How integration fits.

Integration is a process system of its own. It defines how platforms interconnect, how data flows, and where responsibilities overlap between platforms.


Example: Microsoft Teams and Autodesk Construction Cloud


Teams hold the discussions and decisions. ACC holds the approved documents. Syncing files isn’t the same as defining authority.


  • Teams and ACC serve different purposes.

  • Information responsibilities intersect: communication, document access, status updates, decisions, approvals, etc.

  • The integration system defines where those overlaps live and how the platforms must communicate:


Types of integrations are:

  • Light integrations (folder syncs, document sharing).

  • API integrations (trigger-based events, auto-validation, background task system operations).

  • SharePoint connectors or automation logic that path files based on naming standards or metadata.


The system explains what connects to what and why.

The task explain how to build, configure, or operate those connections.


How process, value stream, and task systems link together

A process system is not a checklist. It is closer to a value stream: a path where value is created, formed, or transformed.

  • Process system: the high-level logic and boundaries.

  • Value stream: where the value is created along a path.
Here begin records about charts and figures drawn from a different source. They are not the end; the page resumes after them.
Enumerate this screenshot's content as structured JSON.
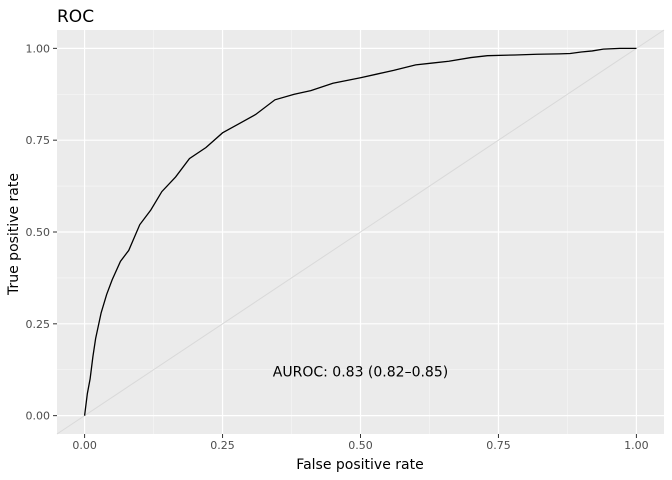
{
  "chart_data": {
    "type": "line",
    "title": "ROC",
    "xlabel": "False positive rate",
    "ylabel": "True positive rate",
    "xlim": [
      -0.05,
      1.05
    ],
    "ylim": [
      -0.05,
      1.05
    ],
    "x_ticks": [
      0,
      0.25,
      0.5,
      0.75,
      1
    ],
    "x_tick_labels": [
      "0.00",
      "0.25",
      "0.50",
      "0.75",
      "1.00"
    ],
    "y_ticks": [
      0,
      0.25,
      0.5,
      0.75,
      1
    ],
    "y_tick_labels": [
      "0.00",
      "0.25",
      "0.50",
      "0.75",
      "1.00"
    ],
    "grid": true,
    "annotation": {
      "text": "AUROC: 0.83 (0.82–0.85)",
      "x": 0.5,
      "y": 0.12
    },
    "reference_line": {
      "x": [
        -0.05,
        1.05
      ],
      "y": [
        -0.05,
        1.05
      ],
      "color": "#d9d9d9"
    },
    "series": [
      {
        "color": "#000000",
        "x": [
          0,
          0.005,
          0.01,
          0.015,
          0.02,
          0.03,
          0.04,
          0.05,
          0.065,
          0.08,
          0.1,
          0.12,
          0.14,
          0.165,
          0.19,
          0.22,
          0.25,
          0.28,
          0.31,
          0.345,
          0.38,
          0.41,
          0.45,
          0.5,
          0.53,
          0.56,
          0.6,
          0.63,
          0.66,
          0.7,
          0.73,
          0.78,
          0.82,
          0.86,
          0.88,
          0.9,
          0.92,
          0.94,
          0.97,
          1.0
        ],
        "y": [
          0,
          0.06,
          0.1,
          0.16,
          0.21,
          0.28,
          0.33,
          0.37,
          0.42,
          0.45,
          0.52,
          0.56,
          0.61,
          0.65,
          0.7,
          0.73,
          0.77,
          0.795,
          0.82,
          0.86,
          0.875,
          0.885,
          0.905,
          0.92,
          0.93,
          0.94,
          0.955,
          0.96,
          0.965,
          0.975,
          0.98,
          0.982,
          0.984,
          0.985,
          0.986,
          0.99,
          0.993,
          0.998,
          1.0,
          1.0
        ]
      }
    ]
  }
}
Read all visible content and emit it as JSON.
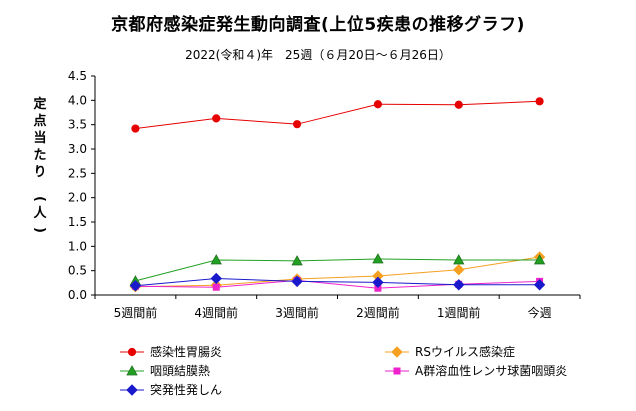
{
  "chart_data": {
    "type": "line",
    "title": "京都府感染症発生動向調査(上位5疾患の推移グラフ)",
    "subtitle": "2022(令和４)年　25週（６月20日～６月26日）",
    "ylabel": "定点当たり　(人)",
    "xlabel": "",
    "categories": [
      "5週間前",
      "4週間前",
      "3週間前",
      "2週間前",
      "1週間前",
      "今週"
    ],
    "ylim": [
      0,
      4.5
    ],
    "ytick_labels": [
      "0.0",
      "0.5",
      "1.0",
      "1.5",
      "2.0",
      "2.5",
      "3.0",
      "3.5",
      "4.0",
      "4.5"
    ],
    "grid": false,
    "legend_position": "bottom",
    "series": [
      {
        "name": "感染性胃腸炎",
        "color": "#e60000",
        "marker": "circle",
        "values": [
          3.42,
          3.63,
          3.51,
          3.92,
          3.91,
          3.98
        ]
      },
      {
        "name": "RSウイルス感染症",
        "color": "#f5a020",
        "marker": "diamond",
        "values": [
          0.17,
          0.2,
          0.33,
          0.39,
          0.52,
          0.78
        ]
      },
      {
        "name": "咽頭結膜熱",
        "color": "#22a022",
        "marker": "triangle",
        "values": [
          0.29,
          0.72,
          0.7,
          0.74,
          0.72,
          0.72
        ]
      },
      {
        "name": "A群溶血性レンサ球菌咽頭炎",
        "color": "#ee22cc",
        "marker": "square",
        "values": [
          0.18,
          0.16,
          0.3,
          0.14,
          0.22,
          0.28
        ]
      },
      {
        "name": "突発性発しん",
        "color": "#1a1acc",
        "marker": "diamond",
        "values": [
          0.19,
          0.34,
          0.28,
          0.26,
          0.21,
          0.21
        ]
      }
    ]
  }
}
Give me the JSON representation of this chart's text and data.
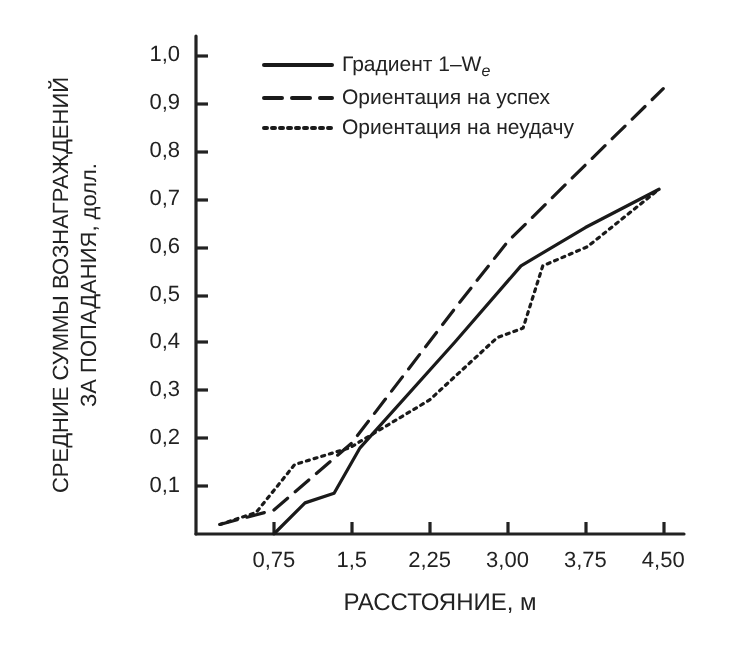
{
  "chart_data": {
    "type": "line",
    "xlabel": "РАССТОЯНИЕ, м",
    "ylabel": "СРЕДНИЕ СУММЫ ВОЗНАГРАЖДЕНИЙ\nЗА ПОПАДАНИЯ, долл.",
    "xlim": [
      0,
      4.7
    ],
    "ylim": [
      0,
      1.04
    ],
    "xticks": [
      {
        "value": 0.75,
        "label": "0,75"
      },
      {
        "value": 1.5,
        "label": "1,5"
      },
      {
        "value": 2.25,
        "label": "2,25"
      },
      {
        "value": 3,
        "label": "3,00"
      },
      {
        "value": 3.75,
        "label": "3,75"
      },
      {
        "value": 4.5,
        "label": "4,50"
      }
    ],
    "yticks": [
      {
        "value": 0.1,
        "label": "0,1"
      },
      {
        "value": 0.2,
        "label": "0,2"
      },
      {
        "value": 0.3,
        "label": "0,3"
      },
      {
        "value": 0.4,
        "label": "0,4"
      },
      {
        "value": 0.5,
        "label": "0,5"
      },
      {
        "value": 0.6,
        "label": "0,6"
      },
      {
        "value": 0.7,
        "label": "0,7"
      },
      {
        "value": 0.8,
        "label": "0,8"
      },
      {
        "value": 0.9,
        "label": "0,9"
      },
      {
        "value": 1.0,
        "label": "1,0"
      }
    ],
    "grid": false,
    "legend": "top left",
    "marker": "none",
    "series": [
      {
        "name": "Градиент 1–W$_{e}$",
        "color": "#1a1a1a",
        "line_style": "solid",
        "x": [
          0.75,
          1.05,
          1.33,
          1.58,
          2.49,
          3.13,
          3.75,
          4.46
        ],
        "values": [
          0,
          0.065,
          0.085,
          0.18,
          0.4,
          0.56,
          0.64,
          0.72
        ]
      },
      {
        "name": "Ориентация на успех",
        "color": "#1a1a1a",
        "line_style": "dashed",
        "x": [
          0.23,
          0.75,
          1.5,
          2.49,
          3.0,
          3.7,
          4.5
        ],
        "values": [
          0.02,
          0.05,
          0.19,
          0.47,
          0.61,
          0.76,
          0.93
        ]
      },
      {
        "name": "Ориентация на неудачу",
        "color": "#1a1a1a",
        "line_style": "dotted",
        "x": [
          0.23,
          0.58,
          0.95,
          1.48,
          2.25,
          2.9,
          3.15,
          3.34,
          3.77,
          4.46
        ],
        "values": [
          0.02,
          0.045,
          0.145,
          0.18,
          0.28,
          0.41,
          0.43,
          0.56,
          0.6,
          0.72
        ]
      }
    ]
  }
}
  • Task: the nodes along the stream that deliver the value.


This means that:

  1. Process systems describe the flow.

  2. Value streams describe the meaning.

  3. Tasks describe the actions.


A practice must understand them and how they interact - value streams have a higher purpose, and the process systems describe the flow.


What to do next

Process systems keep the complexity of the digital practice together. They give shape to the complexity by defining where things start and end, how information moves, and how different platforms, people, and responsibilities connect. They are not the step-by-step instructions.


When a practice defines its process systems clearly, everything downstream becomes easier. System constraints will become more visible, and task systems can be designed to resolve those. Automations are no-brainers, and templates and standards are obvious. Platform integration actually supports the way the practice operates.


A well-designed process system supports the practice and makes observations easier.


How well are your process systems mapped out?


The idea, arguments and writing, with errors, were developed by me. PlaudAI was used to record my thoughts and transcribe, and ChatGPT was used to create a structure for my thoughts to reference in the writing of this article.